C’est l’histoire d’un gamin élevé gentil garçon dans le Limousin, brave étudiant en droit, qui à vingt ans se retrouve incarcéré par les nazis en la geôle de Limoges, où il se frotte pour la première fois à une population de résistants, mais surtout de  » droits communs « , de vagabonds, poivrots et tire-laine couverts de tatouages et gouaillant des argots poétiques issus d’un peu partout. Monté à Paris juste après la guerre avec une troupe d’érudits locaux et l’objectif de monter un journal qui fera long feu, il s’installe dans le sixième arrondissement et décide de ne plus quitter la capitale.

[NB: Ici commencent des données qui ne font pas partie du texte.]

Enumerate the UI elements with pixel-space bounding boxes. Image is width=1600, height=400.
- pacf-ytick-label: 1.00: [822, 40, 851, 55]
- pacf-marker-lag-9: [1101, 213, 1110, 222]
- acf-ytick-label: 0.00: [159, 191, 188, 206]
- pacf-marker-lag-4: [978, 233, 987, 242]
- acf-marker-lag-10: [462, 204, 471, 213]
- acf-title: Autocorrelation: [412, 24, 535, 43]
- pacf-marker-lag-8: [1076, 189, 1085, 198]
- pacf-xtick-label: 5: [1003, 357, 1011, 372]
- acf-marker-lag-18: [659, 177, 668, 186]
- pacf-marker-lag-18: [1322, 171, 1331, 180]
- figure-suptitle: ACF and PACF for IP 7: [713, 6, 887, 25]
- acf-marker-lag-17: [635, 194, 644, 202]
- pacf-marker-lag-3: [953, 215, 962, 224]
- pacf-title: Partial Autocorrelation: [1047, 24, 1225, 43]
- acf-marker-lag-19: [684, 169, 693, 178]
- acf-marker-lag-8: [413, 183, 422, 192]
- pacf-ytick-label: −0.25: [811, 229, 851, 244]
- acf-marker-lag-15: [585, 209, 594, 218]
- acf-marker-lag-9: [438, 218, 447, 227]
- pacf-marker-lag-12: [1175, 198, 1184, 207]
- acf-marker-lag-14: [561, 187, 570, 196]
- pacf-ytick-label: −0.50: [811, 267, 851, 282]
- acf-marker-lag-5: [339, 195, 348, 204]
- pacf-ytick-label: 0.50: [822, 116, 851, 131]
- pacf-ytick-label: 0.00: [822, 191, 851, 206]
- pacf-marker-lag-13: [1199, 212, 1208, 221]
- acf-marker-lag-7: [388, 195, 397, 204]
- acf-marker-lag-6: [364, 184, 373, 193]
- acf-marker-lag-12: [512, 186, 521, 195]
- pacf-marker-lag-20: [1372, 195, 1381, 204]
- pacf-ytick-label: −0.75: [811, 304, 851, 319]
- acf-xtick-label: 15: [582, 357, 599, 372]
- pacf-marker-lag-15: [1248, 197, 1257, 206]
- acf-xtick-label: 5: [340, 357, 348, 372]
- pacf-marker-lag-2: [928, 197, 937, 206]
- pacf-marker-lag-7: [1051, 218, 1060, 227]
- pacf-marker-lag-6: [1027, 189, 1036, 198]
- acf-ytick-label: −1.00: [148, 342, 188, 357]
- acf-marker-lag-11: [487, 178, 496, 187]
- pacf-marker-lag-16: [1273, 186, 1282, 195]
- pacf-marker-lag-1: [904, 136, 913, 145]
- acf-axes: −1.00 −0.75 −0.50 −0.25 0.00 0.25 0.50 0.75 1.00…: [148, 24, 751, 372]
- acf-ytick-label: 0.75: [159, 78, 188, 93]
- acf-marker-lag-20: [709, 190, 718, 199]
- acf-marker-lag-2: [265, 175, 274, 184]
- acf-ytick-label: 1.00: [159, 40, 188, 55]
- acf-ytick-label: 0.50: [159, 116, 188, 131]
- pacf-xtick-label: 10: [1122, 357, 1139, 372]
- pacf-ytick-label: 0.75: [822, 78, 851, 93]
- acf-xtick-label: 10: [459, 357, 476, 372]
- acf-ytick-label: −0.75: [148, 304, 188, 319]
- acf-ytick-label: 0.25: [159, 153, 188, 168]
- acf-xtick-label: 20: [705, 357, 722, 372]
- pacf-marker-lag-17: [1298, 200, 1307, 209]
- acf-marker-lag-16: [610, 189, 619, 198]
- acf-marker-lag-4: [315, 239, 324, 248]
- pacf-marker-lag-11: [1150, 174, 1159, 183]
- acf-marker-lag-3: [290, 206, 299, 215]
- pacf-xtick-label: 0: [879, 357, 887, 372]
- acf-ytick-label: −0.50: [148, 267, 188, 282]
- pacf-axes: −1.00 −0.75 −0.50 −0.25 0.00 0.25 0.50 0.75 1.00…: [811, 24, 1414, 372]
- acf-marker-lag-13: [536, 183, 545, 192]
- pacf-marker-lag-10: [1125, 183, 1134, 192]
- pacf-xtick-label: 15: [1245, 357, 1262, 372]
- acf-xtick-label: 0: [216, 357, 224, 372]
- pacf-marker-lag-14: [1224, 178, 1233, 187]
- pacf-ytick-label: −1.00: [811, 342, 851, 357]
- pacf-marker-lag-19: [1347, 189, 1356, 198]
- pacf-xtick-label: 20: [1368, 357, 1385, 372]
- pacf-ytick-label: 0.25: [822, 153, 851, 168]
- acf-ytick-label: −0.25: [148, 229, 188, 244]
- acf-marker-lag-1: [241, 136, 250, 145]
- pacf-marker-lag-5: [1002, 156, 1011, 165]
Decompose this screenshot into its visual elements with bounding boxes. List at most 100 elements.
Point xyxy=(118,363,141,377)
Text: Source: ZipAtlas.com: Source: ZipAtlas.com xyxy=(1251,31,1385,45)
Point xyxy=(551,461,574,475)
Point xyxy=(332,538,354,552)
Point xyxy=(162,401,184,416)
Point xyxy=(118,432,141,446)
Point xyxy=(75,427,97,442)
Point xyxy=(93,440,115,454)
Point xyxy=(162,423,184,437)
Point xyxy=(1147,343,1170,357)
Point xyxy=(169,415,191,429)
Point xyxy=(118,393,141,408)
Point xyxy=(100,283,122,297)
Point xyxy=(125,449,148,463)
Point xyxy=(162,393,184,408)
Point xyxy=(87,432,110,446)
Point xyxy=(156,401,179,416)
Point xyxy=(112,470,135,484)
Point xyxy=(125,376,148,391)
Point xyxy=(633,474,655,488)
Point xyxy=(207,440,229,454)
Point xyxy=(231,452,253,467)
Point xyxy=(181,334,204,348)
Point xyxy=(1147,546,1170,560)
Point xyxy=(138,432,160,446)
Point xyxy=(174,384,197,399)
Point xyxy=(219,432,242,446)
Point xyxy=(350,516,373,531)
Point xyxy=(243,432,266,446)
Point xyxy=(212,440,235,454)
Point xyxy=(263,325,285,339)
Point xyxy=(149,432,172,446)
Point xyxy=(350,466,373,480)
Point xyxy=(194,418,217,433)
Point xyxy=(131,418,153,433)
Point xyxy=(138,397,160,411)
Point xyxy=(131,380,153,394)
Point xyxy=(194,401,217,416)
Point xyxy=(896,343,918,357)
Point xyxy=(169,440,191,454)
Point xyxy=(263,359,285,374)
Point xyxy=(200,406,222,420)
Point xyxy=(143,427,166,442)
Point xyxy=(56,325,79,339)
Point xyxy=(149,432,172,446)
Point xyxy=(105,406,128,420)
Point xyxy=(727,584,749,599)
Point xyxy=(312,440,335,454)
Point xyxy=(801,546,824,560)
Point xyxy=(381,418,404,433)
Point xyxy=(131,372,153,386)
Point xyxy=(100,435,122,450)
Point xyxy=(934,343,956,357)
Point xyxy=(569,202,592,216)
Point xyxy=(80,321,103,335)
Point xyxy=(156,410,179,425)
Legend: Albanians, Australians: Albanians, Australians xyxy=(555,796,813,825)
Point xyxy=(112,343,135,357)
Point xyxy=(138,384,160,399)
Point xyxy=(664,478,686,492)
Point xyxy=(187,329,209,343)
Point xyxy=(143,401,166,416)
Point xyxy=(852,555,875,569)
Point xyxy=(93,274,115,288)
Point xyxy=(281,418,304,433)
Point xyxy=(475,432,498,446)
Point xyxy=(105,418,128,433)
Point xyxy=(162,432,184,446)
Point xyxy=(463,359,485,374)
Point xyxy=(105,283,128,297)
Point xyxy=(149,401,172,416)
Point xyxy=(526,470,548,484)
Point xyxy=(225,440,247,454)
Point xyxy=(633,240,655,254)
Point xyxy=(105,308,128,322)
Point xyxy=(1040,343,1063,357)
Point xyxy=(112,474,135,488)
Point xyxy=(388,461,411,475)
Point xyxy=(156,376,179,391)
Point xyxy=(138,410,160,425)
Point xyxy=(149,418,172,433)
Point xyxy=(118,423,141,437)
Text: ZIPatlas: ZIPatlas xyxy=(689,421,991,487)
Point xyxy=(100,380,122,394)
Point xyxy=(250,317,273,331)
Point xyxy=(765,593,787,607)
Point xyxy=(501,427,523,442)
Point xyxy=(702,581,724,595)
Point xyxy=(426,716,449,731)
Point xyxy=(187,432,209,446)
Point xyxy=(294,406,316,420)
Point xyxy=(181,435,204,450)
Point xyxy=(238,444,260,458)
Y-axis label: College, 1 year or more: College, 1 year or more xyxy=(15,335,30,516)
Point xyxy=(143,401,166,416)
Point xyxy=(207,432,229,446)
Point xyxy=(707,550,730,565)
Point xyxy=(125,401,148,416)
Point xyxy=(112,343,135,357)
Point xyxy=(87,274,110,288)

Deux chocs émotionnels vifs -les galériens des rues, les nuits parisiennes- qui l’auront convaincu alors de traîner tous les soirs jusqu’à l’aube dans la pénombre, de bistrots en arrière-cours, sur les bords de Seine ou avec les forts des Halles. D’y monnayer ses bras, sa curiosité parfois téméraire, son énergie peu regardante, auprès d’une foule de démerdards, de marlous romantiques et de jongleurs de lames comme il en éclot des pelletées à chaque carrefour aux heures sombres: « Le gars de la nuit, l’épouvantail, le loup-garou de l’homme rangé, le croque-mitaine qui boit du vin rouge au lieu de ronfler. » De récolter piécettes et rendre menus services (même en tant qu’occasionnel « voleur de chats ») entre deux allers-retours au troquet, où il ne peut pas entrer « sans qu’immédiatement [son] verre soit là, servi sur le zinc », et où il apprend surtout à tisser des liens indéfectibles avec de vil(e)s voyou(te)s comme la bohème artistique -Doisneau, auteur ici d’une merveilleuse préface, Prévert, Mérindol; plus tard Blondin, Fallet, Fréhel ou Brassens, soit le panthéon des littérateurs, poètes ou musiciens portés sur la boutanche et les frasques.

Trajectoires dingues

Bon copain autant qu’ethnologue en immersion, il recense les gueules (« Un régisseur de cinéma ferait fortune, s’il pouvait avoir le paquet à disposition. Pas besoin de les déguiser, chacun porte sa carte d’identité écrite sur le front »), décrypte les codes de la nuit, qui a « ses apprentis, ses voyeurs, ses traînards, ses égarés, ses disciples, ses pigeons, ses figurants… Le bistrot est là, premier échelon à franchir, et auquel on ne résiste pas (…) La nuit, les Halles grandissent à couvrir Paris tout entier ». Et récolte les histoires édifiantes: « La nuit est un village à cancans, parfois, tous les rades pour les traînards pourraient s’appeler le Café du Commerce ou des Voyageurs. » Professionnel de la formule, il affiche le mépris le plus total pour les buveurs du dimanche, ceux des terrasses –« ces merveilleuses expositions de poires toujours prêtes à être cueillies »-, refuse en cow-boy les verres d’eau -ce « sirop de parapluie »– et nous invite en bienveillance à découvrir un temps où les carrelages des bars étaient arrosés de sciure, où les copains de beuverie avaient tous une trajectoire dingue et une idée folle à laquelle vous agréger. Écrits au début des années 50 depuis l’île bretonne de Bréhat, ces six récits (dont Carrefour Buci, jadis zappé de l’édition originale sans doute pour outrage aux bonnes moeurs) s’inscrivent dans leur temps -mention spéciale à la langue, qui propulse en rêveries d’époque.

Le Vin des rues

de Robert Giraud, ÉDITIONS Le Dilettante, 288 pages.